European currency strengthened against the U.S. dollar, which has helped to publish data on Germany and the ECB's monthly economic report.
The Federal Statistical Office reported that by the end of June German exports rebounded, which was supported by strong demand from countries not included in the composition of the euro area, while the volume of imports unexpectedly declined, reflecting the weakness in domestic demand.
According to the report, the volume of exports, adjusted for working days and seasonal changes, rose in June by 0.6%, compared with a revised fall of May at 2%. However, the growth rate was weaker than the average forecast from the experts - at the level of 0.9 percent. As for imports, its volume decreased by 0.8%, after rising 1.4% in May, which was revised. Economists had forecast that imports will rise by 0.5%.
As a result of opposing trends in export and import trade surplus with Germany in June this correction was 15.7 billion euros in May from a revised value of 14.6 billion euros. These were better than analysts' forecasts, according to which the surplus was 15.2 billion euros.
As for the ECB bulletin, he confirmed the intention of the ECB to keep interest rates at the current (0.5%) and a lower level for a long time. Monetary policy will remain accommodative for as long as it is required in order to support the economic recovery, which is expected to grow by gradual pace over this year and next.
Meanwhile, the ECB has identified several risks to the economic recovery of the region, namely, the continuing uncertainty in global financial markets, the likelihood of a weaker-than-expected domestic and external demand and the inability of national governments in Europe to the timely and consistent implementation of the necessary reforms.

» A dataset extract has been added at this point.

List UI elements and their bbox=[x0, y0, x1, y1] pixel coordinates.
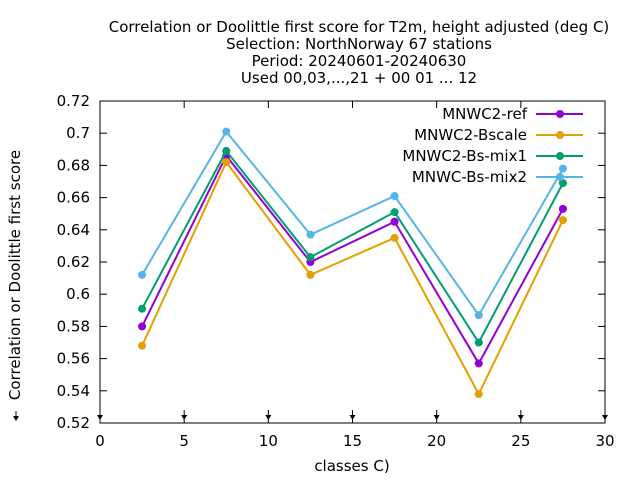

The U.S. dollar fell against major currencies after data on the U.S. labor market. At the end of last week, the number of employees in the U.S. who first applied for unemployment benefits increased slightly, rising from nearly five-year low, but remained close to levels that point to a gradual improvement in the labor market. According to the report, the seasonally adjusted number of initial claims for unemployment benefits rose in the week ended August 3, 5000, reaching 333 thousand worth noting that according to the average forecasts of experts the value of this parameter should be increased to 336 tys.Krome order it was reported that the previous week was revised upward to the level of 328 thousand to 326 thousand
The yen rose against the dollar on the fact that the Bank of Japan did not make any changes in monetary policy by abstaining from the expansion of the unprecedented stimulus programs. In this case, the Central Bank did not revise and assess the current state of the Japanese economy, and macroeconomic forecasts. The statement said the Bank of Japan, its leaders decided to wait for new signals that will clarify the situation.
Central Bank noted in a statement after the meeting that the economy "is recovering at a moderate pace," while others "as a whole gradually sent to revive growth" despite the lingering pockets of economic weakness. The Bank of Japan has also confirmed the growth of exports and drew attention to the weakening of the investment company which ceased amid rising corporate profits.
We also add that the Japanese government approved a medium-term financial plan, which includes a reduction of $ 4 trillion. yen in each of the next two years in order to achieve the national goals of financial reform in 2015 financial year.
It is learned that the government intends to achieve a primary deficit of 18.9 trillion yen in fiscal year 2014 and 15.2 trillion yen deficit in 2015 fiscal year, against 23.2 trillion. yen in the current year.
Reduce costs in conjunction with other measures, as well as optimistic goals of economic growth, should take primary deficit to around 3.3 percent of gross domestic product in 2015 fiscal year, - the government of the country. That is, the rate should be reduced by half compared with 6.6 percent in fiscal year 2010.
However, the plan assumes that the government should take additional measures and balance the budget by 2020 financial year, as according to the latest plan primary balance will still be minus 2.0 per cent of GDP in that year.